This week I had the pleasure of seeing Joachim Trier’s second film, Oslo, August 31st and reading The Vanishers by Heidi Julavits. They’re both worth seeking out. Oslo, August 31st is purposefully small, a day-in-the-life of a junkie, whereas The Vanishers is a batshit insane novel that’s fun to describe: when a woman gets physically attacked by her psychic mentor, she’s off on a journey to find out secrets about her dead mother. Or something. That’s actually an attempt to be succinct.
But what was funny about both works was that they were dealing with big topics - drugs and addiction, psychics and European spas (it’s a crazy book) - they were both very much fronts for what the artists were interested in.

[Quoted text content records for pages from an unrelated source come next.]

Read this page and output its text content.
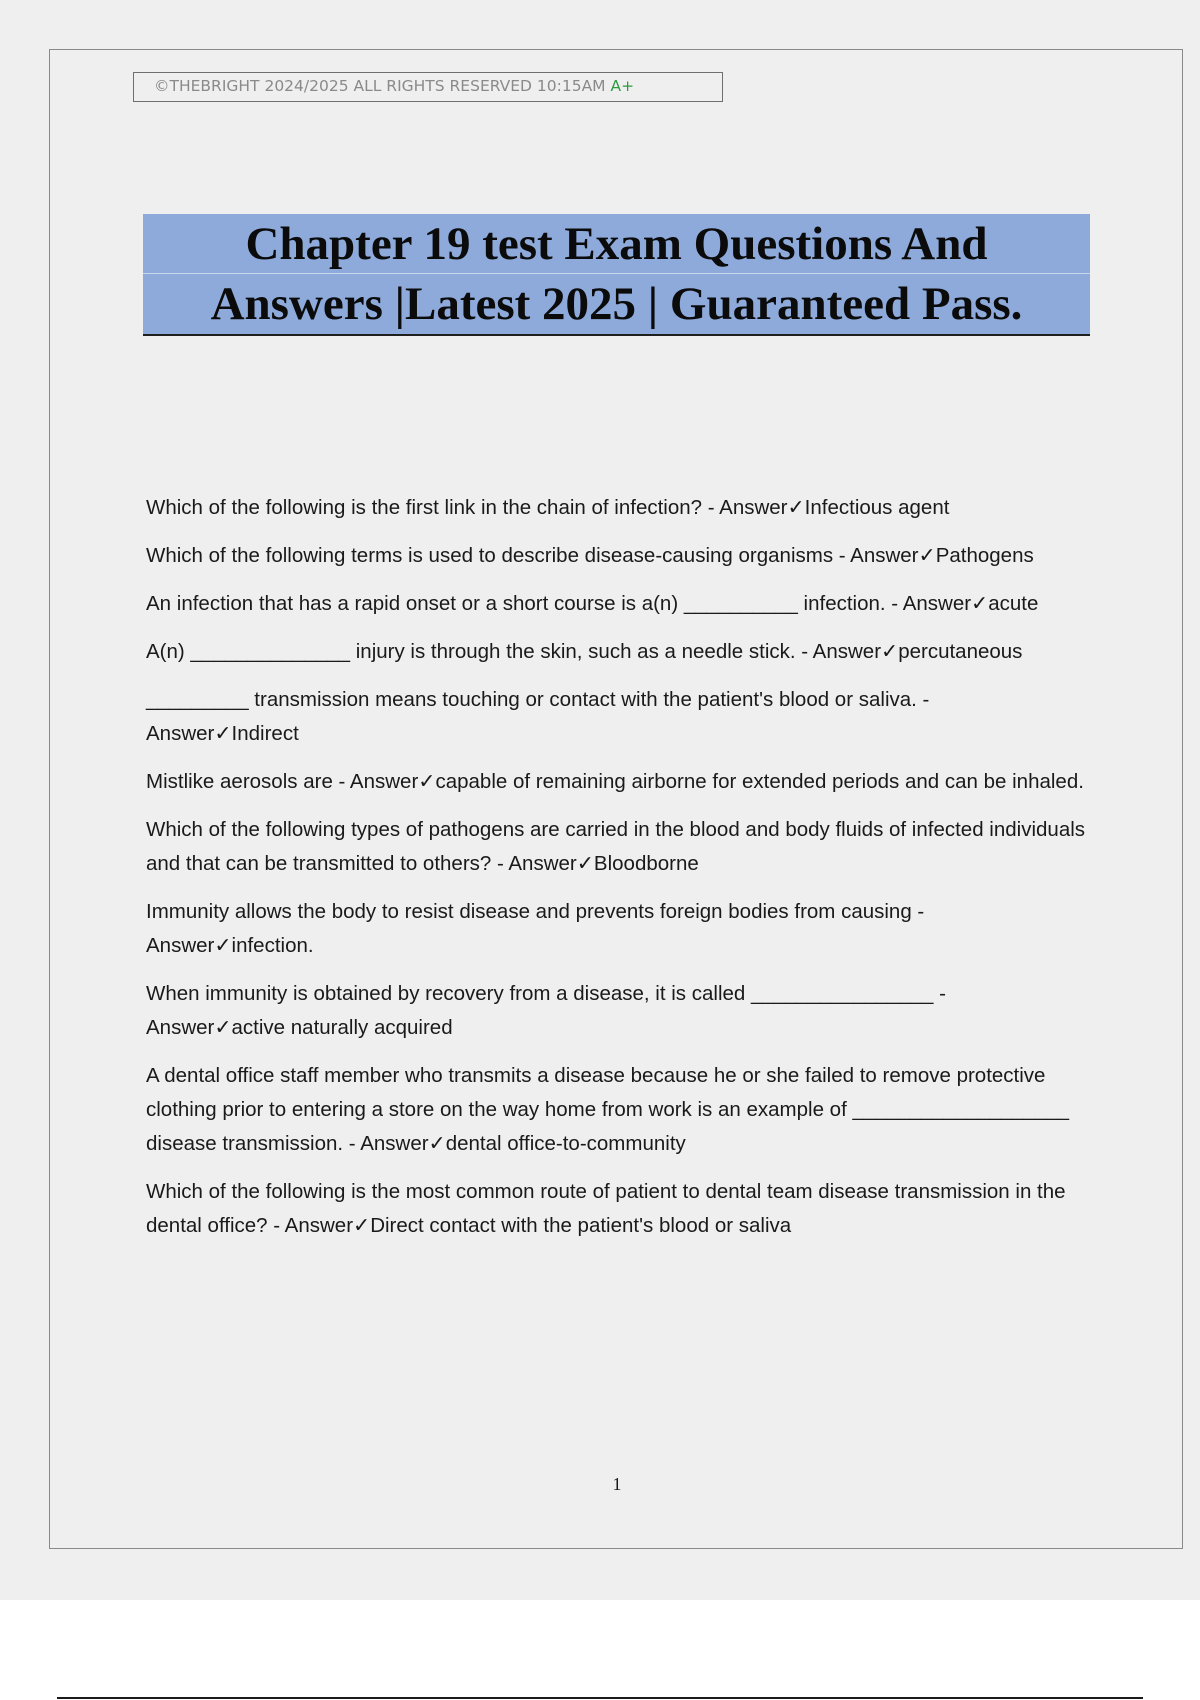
©THEBRIGHT 2024/2025 ALL RIGHTS RESERVED 10:15AM A+
Chapter 19 test Exam Questions And
Answers |Latest 2025 | Guaranteed Pass.
Which of the following is the first link in the chain of infection? - Answer✓Infectious agent
Which of the following terms is used to describe disease-causing organisms - Answer✓Pathogens
An infection that has a rapid onset or a short course is a(n) __________ infection. - Answer✓acute
A(n) ______________ injury is through the skin, such as a needle stick. - Answer✓percutaneous
_________ transmission means touching or contact with the patient's blood or saliva. - Answer✓Indirect
Mistlike aerosols are - Answer✓capable of remaining airborne for extended periods and can be inhaled.
Which of the following types of pathogens are carried in the blood and body fluids of infected individuals and that can be transmitted to others? - Answer✓Bloodborne
Immunity allows the body to resist disease and prevents foreign bodies from causing - Answer✓infection.
When immunity is obtained by recovery from a disease, it is called ________________ - Answer✓active naturally acquired
A dental office staff member who transmits a disease because he or she failed to remove protective clothing prior to entering a store on the way home from work is an example of ___________________ disease transmission. - Answer✓dental office-to-community
Which of the following is the most common route of patient to dental team disease transmission in the dental office? - Answer✓Direct contact with the patient's blood or saliva
1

Oslo, August 31st feels very much a film about being in your thirties, as opposed to Reprise, which is one of the very best films about being in your twenties. The Vanishers is wrestling with grief through satire, with Sylvia Plath looming above everything as a benevolent ghost. It is also distressingly on target about the little wars that women wage with each other - sometimes the behavior is that of a psychic attack, but we ignore the wounds.
Oslo, August 31st may be a little bit of a masterpiece - it manages to take a selfish story and make it something about everybody, humanity, the pulse of a city. Anders Danielsen Lie is quite a good actor. There’s stuff happening on his face even when the scene is still. The Vanishers is definitely uneven, but fascinatingly so, and the writing is so good that you need a highlighter for certain sentences. It was a wonderfully maternal world, and I wondered whether Charlie Kaufman and Michel Gondry - or a female writing/directing team that I haven’t even heard of yet - could make a little bit of weird magic out of its words. It would be a dream, for sure.